Todos se entreolharam indecisos, as regras eram claras, qualquer anomalia deveria ser relatada ao supervisor. Então, se estava tudo prestes a ruir, como aquela estranha dizia, devia ter uma falha de comunicação ou omissão proposital do supervisor ou… melhor nem pensar, pensaram. Amélia estava conseguindo o que queria, fazer os cidadãos do Planetoide, pensar.
— Como podemos saber que está falando a verdade? — Perguntaram.

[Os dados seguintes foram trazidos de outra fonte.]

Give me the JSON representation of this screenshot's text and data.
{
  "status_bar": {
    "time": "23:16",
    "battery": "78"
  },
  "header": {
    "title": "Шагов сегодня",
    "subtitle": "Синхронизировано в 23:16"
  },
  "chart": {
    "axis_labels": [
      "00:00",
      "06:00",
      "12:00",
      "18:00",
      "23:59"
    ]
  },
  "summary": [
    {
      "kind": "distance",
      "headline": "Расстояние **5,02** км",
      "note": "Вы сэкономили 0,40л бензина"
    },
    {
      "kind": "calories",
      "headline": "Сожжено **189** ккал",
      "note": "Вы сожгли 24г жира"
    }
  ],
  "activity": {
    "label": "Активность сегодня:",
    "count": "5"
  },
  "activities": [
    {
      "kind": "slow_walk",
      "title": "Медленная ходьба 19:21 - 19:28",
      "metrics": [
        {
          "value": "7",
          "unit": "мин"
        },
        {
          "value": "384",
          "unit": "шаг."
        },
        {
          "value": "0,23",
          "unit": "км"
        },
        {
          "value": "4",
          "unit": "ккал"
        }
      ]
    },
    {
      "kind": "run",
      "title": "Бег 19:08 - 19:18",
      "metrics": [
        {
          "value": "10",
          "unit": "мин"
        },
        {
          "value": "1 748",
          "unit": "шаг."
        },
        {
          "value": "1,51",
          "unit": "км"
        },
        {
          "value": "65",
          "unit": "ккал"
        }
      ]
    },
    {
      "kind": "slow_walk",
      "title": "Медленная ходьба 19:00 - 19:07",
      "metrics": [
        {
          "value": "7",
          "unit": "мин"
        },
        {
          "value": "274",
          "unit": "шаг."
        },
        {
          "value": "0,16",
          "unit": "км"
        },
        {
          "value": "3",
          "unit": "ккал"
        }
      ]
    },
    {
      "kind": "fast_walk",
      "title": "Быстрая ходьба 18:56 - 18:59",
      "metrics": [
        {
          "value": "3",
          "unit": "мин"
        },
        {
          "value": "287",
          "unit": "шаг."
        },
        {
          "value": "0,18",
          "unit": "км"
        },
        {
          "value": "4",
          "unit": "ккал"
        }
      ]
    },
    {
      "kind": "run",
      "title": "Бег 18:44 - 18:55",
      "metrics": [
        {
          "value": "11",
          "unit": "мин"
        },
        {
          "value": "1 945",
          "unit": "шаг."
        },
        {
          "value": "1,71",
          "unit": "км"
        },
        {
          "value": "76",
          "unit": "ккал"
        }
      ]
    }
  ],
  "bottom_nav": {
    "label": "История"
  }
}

— Vou enviar para vocês, os mapas de anomalias do aquífero. — Tocou em seu painel e apareceu as imagens para eles, em seus próprios painéis. Observaram e detectaram as várias peças que precisavam ser substituídas, cada um acionou sua área e não viram nenhum pedido para substituí-las. Olharam de volta para Amélia, que tocou uma luz verde em sua tela, fazendo todos os pedidos necessários.
— Entenderam o que está acontecendo? — Perguntou Amélia.
— Mas temos este material aqui esperando a solicitação, então a falha é deles. Deviam ter feito a solicitação há semanas atrás.
— Olhem seus registros e verifiquem os setores de alimentação, agro, vestimentas e manutenção do ar. Verifiquem a quanto tempo não são trocadas as peças é o tempo de validade das mesmas. — Ordenou ela como uma verdadeira chefe.
Rapidamente verificaram e constataram as falhas na manutenção de todos. Confirmaram uns para os outros.
— Hoje eu sou a chefe aqui e ordeno que cada um faça a solicitação do material necessário a cada setor e os libere. Já estive no agro, no bélico e no aquífero, agora vou verificar o setor de purificação do ar e passar as solicitações de reparo. Preciso que vocês não comentem com ninguém sobre isso, para não alertar os responsáveis por essa tentativa de falência do planeta.
Todos concordaram e voltaram ao trabalho.